Mixed uses and office conversions: A possible future for urban cores?
CTV
Workers have yet to return to big city offices in their pre-pandemic numbers, prompting questions about how to revitalize downtown cores as nine-to-fivers spend more of their days at home and companies forge new structures around hybrid work.
Workers have yet to return to big city offices in their pre-pandemic numbers, prompting questions about how to revitalize downtown cores as nine-to-fivers spend more of their days at home and companies forge new structures around hybrid work.
Some new projects suggest there is room to build more livable communities in office-dense neighbourhoods, with a major mixed-use building in Toronto and office-to-residential conversions in Calgary set to put that idea to the test.
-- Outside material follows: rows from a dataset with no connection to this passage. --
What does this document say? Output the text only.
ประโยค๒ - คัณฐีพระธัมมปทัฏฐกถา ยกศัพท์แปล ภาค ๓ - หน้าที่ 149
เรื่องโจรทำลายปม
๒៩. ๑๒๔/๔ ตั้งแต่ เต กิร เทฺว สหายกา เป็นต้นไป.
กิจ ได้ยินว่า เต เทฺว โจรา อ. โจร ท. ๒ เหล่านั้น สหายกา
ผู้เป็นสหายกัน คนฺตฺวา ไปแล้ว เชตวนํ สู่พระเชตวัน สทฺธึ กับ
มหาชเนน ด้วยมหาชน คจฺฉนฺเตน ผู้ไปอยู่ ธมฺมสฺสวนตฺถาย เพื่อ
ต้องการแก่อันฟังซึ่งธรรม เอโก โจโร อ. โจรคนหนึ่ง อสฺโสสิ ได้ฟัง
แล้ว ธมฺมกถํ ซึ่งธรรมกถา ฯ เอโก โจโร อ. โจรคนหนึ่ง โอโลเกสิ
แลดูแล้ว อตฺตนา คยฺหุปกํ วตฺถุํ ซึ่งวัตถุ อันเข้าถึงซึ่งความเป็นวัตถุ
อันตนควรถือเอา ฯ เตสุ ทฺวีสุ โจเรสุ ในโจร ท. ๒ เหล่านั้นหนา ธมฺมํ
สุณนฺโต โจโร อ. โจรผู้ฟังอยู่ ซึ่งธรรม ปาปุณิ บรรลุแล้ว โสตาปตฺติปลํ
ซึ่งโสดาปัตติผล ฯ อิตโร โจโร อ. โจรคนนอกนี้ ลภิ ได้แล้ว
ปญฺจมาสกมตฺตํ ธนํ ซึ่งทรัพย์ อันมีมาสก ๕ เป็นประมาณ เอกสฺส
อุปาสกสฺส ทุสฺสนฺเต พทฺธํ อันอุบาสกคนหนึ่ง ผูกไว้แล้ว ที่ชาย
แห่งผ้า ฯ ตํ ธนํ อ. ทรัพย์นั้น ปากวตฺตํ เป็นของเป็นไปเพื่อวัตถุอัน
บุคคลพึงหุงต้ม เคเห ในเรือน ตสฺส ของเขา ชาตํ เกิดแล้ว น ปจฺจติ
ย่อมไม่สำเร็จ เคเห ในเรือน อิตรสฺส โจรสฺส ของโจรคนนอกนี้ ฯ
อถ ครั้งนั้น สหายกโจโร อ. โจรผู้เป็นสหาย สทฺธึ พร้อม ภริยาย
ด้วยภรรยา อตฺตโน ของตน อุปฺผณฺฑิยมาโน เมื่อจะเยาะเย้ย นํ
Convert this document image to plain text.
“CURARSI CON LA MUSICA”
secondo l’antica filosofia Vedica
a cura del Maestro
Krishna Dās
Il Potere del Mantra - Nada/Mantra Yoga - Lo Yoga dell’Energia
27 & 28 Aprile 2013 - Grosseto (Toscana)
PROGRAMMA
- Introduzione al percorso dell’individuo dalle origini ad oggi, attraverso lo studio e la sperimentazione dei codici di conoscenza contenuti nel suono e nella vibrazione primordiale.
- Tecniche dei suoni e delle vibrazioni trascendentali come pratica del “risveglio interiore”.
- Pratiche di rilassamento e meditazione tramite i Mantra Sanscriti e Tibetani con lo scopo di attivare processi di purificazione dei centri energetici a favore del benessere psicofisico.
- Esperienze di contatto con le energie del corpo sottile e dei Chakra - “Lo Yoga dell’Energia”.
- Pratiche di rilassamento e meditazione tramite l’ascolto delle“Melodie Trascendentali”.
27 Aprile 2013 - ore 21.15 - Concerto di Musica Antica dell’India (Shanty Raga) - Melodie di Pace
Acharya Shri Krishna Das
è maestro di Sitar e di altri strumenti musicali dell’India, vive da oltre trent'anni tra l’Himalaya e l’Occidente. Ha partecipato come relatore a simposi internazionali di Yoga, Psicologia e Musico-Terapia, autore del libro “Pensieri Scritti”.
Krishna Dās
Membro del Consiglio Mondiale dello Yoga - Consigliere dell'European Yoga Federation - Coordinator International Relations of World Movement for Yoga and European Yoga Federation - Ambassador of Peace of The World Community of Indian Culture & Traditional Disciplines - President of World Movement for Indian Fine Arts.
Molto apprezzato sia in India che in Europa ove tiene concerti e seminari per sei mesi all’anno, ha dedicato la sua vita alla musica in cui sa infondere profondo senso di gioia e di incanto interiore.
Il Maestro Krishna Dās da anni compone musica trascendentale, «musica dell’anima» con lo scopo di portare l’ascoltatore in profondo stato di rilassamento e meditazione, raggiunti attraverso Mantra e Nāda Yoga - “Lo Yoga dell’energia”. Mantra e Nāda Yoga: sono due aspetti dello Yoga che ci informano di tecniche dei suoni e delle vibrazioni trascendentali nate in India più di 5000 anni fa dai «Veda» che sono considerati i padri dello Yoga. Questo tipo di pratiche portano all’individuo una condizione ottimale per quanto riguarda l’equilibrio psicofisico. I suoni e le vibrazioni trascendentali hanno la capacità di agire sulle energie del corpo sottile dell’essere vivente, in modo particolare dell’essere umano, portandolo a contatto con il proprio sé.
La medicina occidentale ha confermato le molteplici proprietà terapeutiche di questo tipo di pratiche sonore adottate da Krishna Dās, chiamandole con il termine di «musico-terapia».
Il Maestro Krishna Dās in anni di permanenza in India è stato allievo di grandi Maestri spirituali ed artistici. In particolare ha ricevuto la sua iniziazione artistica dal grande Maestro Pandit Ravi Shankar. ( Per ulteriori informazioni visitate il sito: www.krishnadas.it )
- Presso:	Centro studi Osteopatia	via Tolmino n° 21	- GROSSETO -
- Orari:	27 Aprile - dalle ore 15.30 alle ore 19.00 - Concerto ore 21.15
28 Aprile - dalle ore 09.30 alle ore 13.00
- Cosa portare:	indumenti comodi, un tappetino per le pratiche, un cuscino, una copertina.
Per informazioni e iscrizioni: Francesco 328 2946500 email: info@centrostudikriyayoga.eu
Recent data from CBRE Canada pegged the country’s overall office vacancy rate at an all-time high of 17.7 per cent in the first quarter of 2023. Their report framed the trend as a “once-in-a-generation evolution” driven by new hybrid work realities, with people spending less time commuting to their office desks. The pattern has sparked fears about the recovery of downtown cores and the businesses that serve the workday crowds.
Toronto’s office vacancy rate hit its highest number in nearly 30 years at 15.5 per cent, while Vancouver reached a two-decade high of 10.4 per cent, the report said. Montreal and Ottawa reported record-high office vacancy rates of 16.5 per cent and 13.2 per cent, respectively.
It’s in this environment that downtown Toronto’s sprawling mixed use retail, residential and office project “the Well” is starting to come to life. Some tenants already moved in and construction in its late stages.
The completed building will feature an open-air retail and dining space, two small parks and swathes of public seating amid the residential and office tower complex – elements of a particularly desirable post-pandemic layout that the property’s owners say were a happy accident.
“We're in a fortunate position where the design we came up with checked most of the boxes,” Andrew Duncan, chief investment officer of building co-owner RioCan Real Estate Investment Trust, said after a tour of the space on Wednesday.